When asked about South Korea's failure to ensure that the Japanese companies participate in the compensation of forced labourers, Park, the foreign minister, said he doesn't expect Japan's government to block “voluntary donations” by its civil sector. Japan's Foreign Minister Yoshimasa Hayashi told reporters that Japan “appreciates” South Korean announcement and that he hopes political, cultural and economic ties between the two countries would deepen from now on.
Former forced labourers, their supporters and liberal opposition lawmakers berated the government plan, calling it a diplomatic surrender. Some activists supporting former forced laborers and their lawyers plan to hold rallies later Monday.

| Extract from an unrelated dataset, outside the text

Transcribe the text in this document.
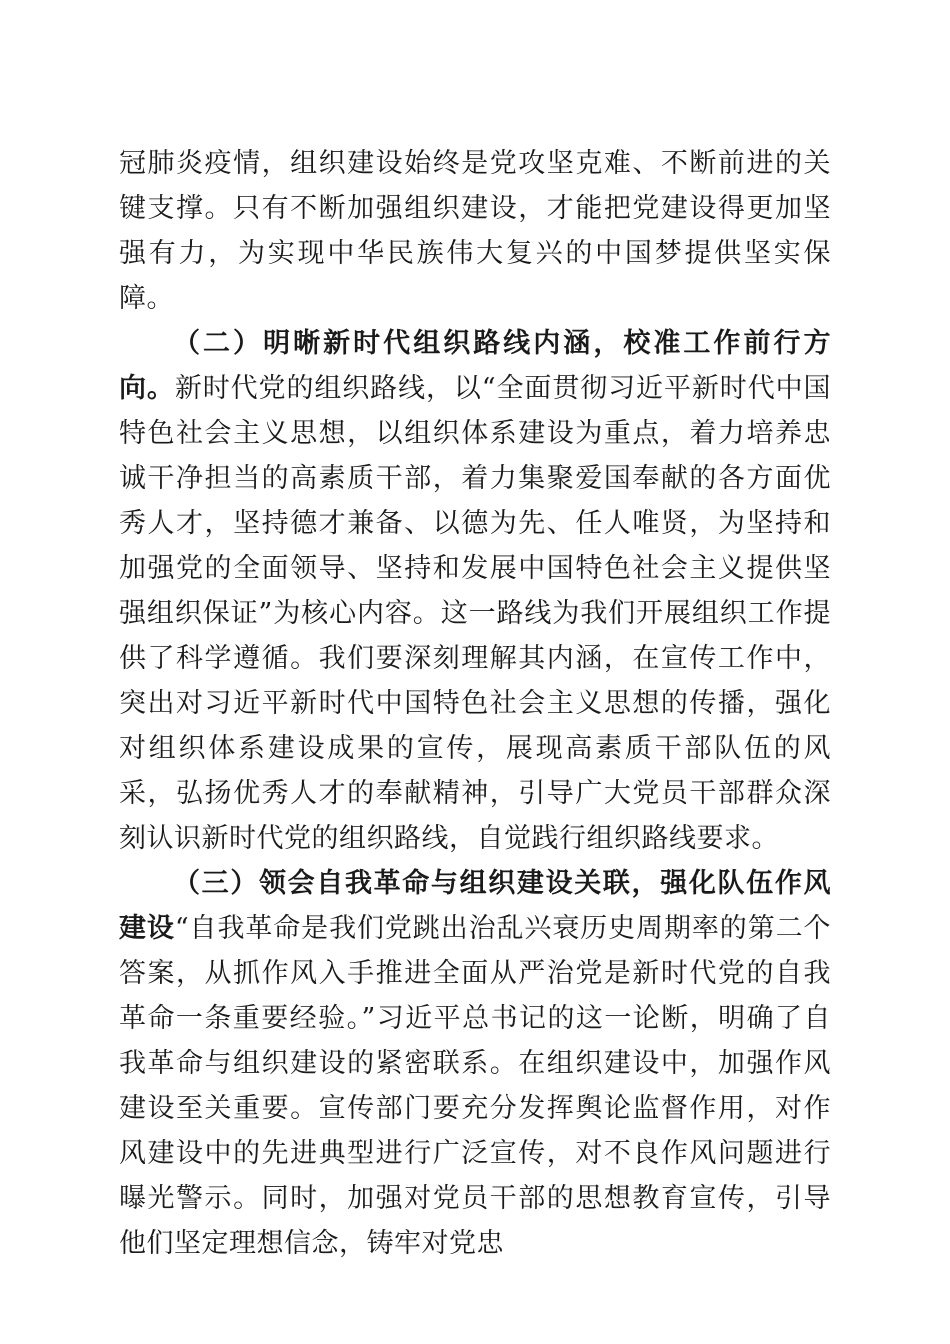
冠肺炎疫情，组织建设始终是党攻坚克难、不断前进的关键支撑。只有不断加强组织建设，才能把党建设得更加坚强有力，为实现中华民族伟大复兴的中国梦提供坚实保障。

（二）明晰新时代组织路线内涵，校准工作前行方向。新时代党的组织路线，以“全面贯彻习近平新时代中国特色社会主义思想，以组织体系建设为重点，着力培养忠诚干净担当的高素质干部，着力集聚爱国奉献的各方面优秀人才，坚持德才兼备、以德为先、任人唯贤，为坚持和加强党的全面领导、坚持和发展中国特色社会主义提供坚强组织保证”为核心内容。这一路线为我们开展组织工作提供了科学遵循。我们要深刻理解其内涵，在宣传工作中，突出对习近平新时代中国特色社会主义思想的传播，强化对组织体系建设成果的宣传，展现高素质干部队伍的风采，弘扬优秀人才的奉献精神，引导广大党员干部群众深刻认识新时代党的组织路线，自觉践行组织路线要求。

（三）领会自我革命与组织建设关联，强化队伍作风建设“自我革命是我们党跳出治乱兴衰历史周期率的第二个答案，从抓作风入手推进全面从严治党是新时代党的自我革命一条重要经验。”习近平总书记的这一论断，明确了自我革命与组织建设的紧密联系。在组织建设中，加强作风建设至关重要。宣传部门要充分发挥舆论监督作用，对作风建设中的先进典型进行广泛宣传，对不良作风问题进行曝光警示。同时，加强对党员干部的思想教育宣传，引导他们坚定理想信念，铸牢对党忠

“Basically, the money of South Korean companies would be used to erase the forced labourers' rights to receivables,” Lim Jae-sung, a lawyer who represented some of the plaintiffs, wrote on Facebook. “This is an absolute win by Japan, which insists it cannot spend 1 yen on the forced labour issue.”
The protests would pose a political blow to Yoon, who has a relatively low approval rating amid an intense domestic conservative-liberal divide.
“This is a big political gambling by Yoon,” said Bong Young-shik, an expert at Seoul's Yonsei Institute for North Korean Studies. “So to speak, it seems he'll do it his way as whatever steps his government would propose, there would be backlashes at home. I think he's decided to reach an agreement to move forward.”
Bong said Yoon has likely felt pressures to bolter South Korea's defense capability and military alliance with the U.S. amidst North Korea's increasing missile threats. Improved ties with Japan is essential to reinforce both the U.S. alliance and the three-way Seoul-Washington-Tokyo security alliance, Bong said.
Choi Eun-mi, a Japan expert at South Korea's Asan Institute for Policy Studies, said it has been obvious that a third-party reimbursement of forced laborers was the only realistic solution for South Korea because there are “fundamental” disagreements with Japan over the 2018 rulings.
She said it was also hard for Seoul officials to ignore the advanced ages of victims. "One might say that the government hurried toward a solution, but the negotiations have been going on for nearly a year and the plaintiffs would have had most to lose if the issue isn't resolved now,” Choi said.
Many former forced labourers are already dead and survivors are in their 90s. Among the 15 victims involved in the 2018 court rulings, only three are currently alive.